10:03 p.m. ET - Republican Senators Lindsey Graham and John McCain issued a joint statement saying, "We appreciate the President speaking directly to the American people about the conflict in Syria. We regret, however, that he did not speak more forcefully about the need to increase our military assistance to moderate opposition forces in Syria, such as the Free Syrian Army. We also regret that he did not lay out a clearer plan to test the seriousness of the Russian and Syrian proposal to transfer the Assad regime's chemical weapons to international custody."
10:01 p.m. ET - Reacting to the speech, Republican Sen. Charles Grassley, who met with Vice President Joe Biden yesterday and with the president today on Capitol Hill said, "I don't think the case for military action has been made ... I'm still leaning against the authorization for the use of force that's been presented.
10 p.m. ET - CNN's Dan Merica tweets: "@ChrisMurphyCT, a Democratic senator who was against strikes from the beginning, tweets "Good speech. President right to delay vote."
9:59 p.m. ET - Sen. Lindsey Graham, R-South Carolina, tweets: "After this impassioned plea I cannot imagine Pres Obama not launching military strike if diplomacy fails, regardless of what Congress does.
"You cannot make moral case as the leader of the Free World and then refuse to act if diplomacy fails. #SyriaSpeech."
9:58 p.m. ET - Democratic Sen. Levin, chairman of the Senate Armed Services Committee, in a statement said "I believe Congress can best support the goal of a diplomatic solution by approving a resolution that authorizes the use of force if Syria refuses to give up its chemical weapons."
9:54 p.m. ET - Republican Sen. Rand Paul on CNN said he hopes the Russia/diplomatic option works because if we attack, Syria will be more unstable. Paul said the chance al Qaeda gains traction in the region increases if the United States attacks.
9:45 p.m. ET - The Progressive Change Campaign Committee, a left-leaning advocacy group that has been opposed to military action in Syria, responded to the address saying "public pressure worked."

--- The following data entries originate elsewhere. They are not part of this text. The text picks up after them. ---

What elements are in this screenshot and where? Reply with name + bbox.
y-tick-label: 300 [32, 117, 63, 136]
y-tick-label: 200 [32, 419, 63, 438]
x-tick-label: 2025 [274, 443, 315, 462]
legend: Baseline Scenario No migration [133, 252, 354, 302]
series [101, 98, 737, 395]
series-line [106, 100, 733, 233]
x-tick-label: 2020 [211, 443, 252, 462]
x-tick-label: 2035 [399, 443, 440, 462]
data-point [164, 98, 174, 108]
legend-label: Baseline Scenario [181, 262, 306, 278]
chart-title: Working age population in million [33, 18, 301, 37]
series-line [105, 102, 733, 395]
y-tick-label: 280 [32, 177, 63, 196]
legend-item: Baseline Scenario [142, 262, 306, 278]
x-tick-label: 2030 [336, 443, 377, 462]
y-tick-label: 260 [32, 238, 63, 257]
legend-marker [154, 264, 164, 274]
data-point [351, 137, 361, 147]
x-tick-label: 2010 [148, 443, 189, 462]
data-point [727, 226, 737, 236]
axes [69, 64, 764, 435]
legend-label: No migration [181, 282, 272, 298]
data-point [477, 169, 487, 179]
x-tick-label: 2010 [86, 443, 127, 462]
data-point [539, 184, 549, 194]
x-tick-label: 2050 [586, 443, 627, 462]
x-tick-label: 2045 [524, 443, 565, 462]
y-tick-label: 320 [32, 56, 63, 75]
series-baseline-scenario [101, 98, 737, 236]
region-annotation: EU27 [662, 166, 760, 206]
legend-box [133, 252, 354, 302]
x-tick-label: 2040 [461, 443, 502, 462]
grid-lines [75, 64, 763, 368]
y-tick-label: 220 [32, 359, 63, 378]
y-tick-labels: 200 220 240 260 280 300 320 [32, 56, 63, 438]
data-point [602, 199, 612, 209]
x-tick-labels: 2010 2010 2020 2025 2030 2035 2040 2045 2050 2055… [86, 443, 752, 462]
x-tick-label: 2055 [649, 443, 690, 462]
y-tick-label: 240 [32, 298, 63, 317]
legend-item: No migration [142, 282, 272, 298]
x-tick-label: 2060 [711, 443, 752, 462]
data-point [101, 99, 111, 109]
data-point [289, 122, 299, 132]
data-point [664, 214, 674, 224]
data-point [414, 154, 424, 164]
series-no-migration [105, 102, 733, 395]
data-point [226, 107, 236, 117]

"The American people knew that diplomacy was a credible and strategic option, and this great news from President Obama will be better for America and his presidency than dropping bombs on Syria," the group said in a statement.
9:43 p.m. ET - Republicans National Committee Chairman Reince Priebus responded to the president's address by saying, "The administration's handling of the U.S. response to Syria has been so haphazard it's disappointed even the president's most ardent supporters."
"This rudderless diplomacy has embarrassed America on the world stage. For a president who campaigned on building American credibility abroad, the lack of leadership coming from the Oval Office is astounding," Priebus added.
9:42 p.m. ET - House Minority Leader Nancy Pelosi, D-California, tweets: "Pres. Obama's leadership brought diplomatic solutions back to the table, shows his willingness to exhaust every remedy before use of force."
9:40 p.m. ET - CNN contributor Donna Brazile tweets: "POTUS must keep the threat of military action on the table until #Syria gives up its chemical weapons and an int'l team can verify. #peace."
9:31 p.m. ET - CNN Senior Political Analyst David Gergen tweets: "Very good Presidential speech -- crisp, clear, addressed doubts. Not sure enuf to to persuade anywhere close to majority. @AC360."
9:30 p.m. ET - Ari Fleischer, a spokesman for then-President George W. Bush and now a CNN contributor, tweets: "Assad denies using CW that O deplores. Putin sides w Assad. So O turns to Putin & Assad 2 get rid of weapons that weren't used."
9:28 p.m. ET - CNN's Jake Tapper tweets: "A speech to a public that doesn't want to go to war by a president who doesn't want to go to war."
9:24 p.m. ET - Democratic Rep. Elijah Cummings of Maryland, who is still undecided on a military strike, said the president made a "great moral argument," especially when he said U.S. troops could be gassed. But he still has to make it clear that this will not "mushroom into something else."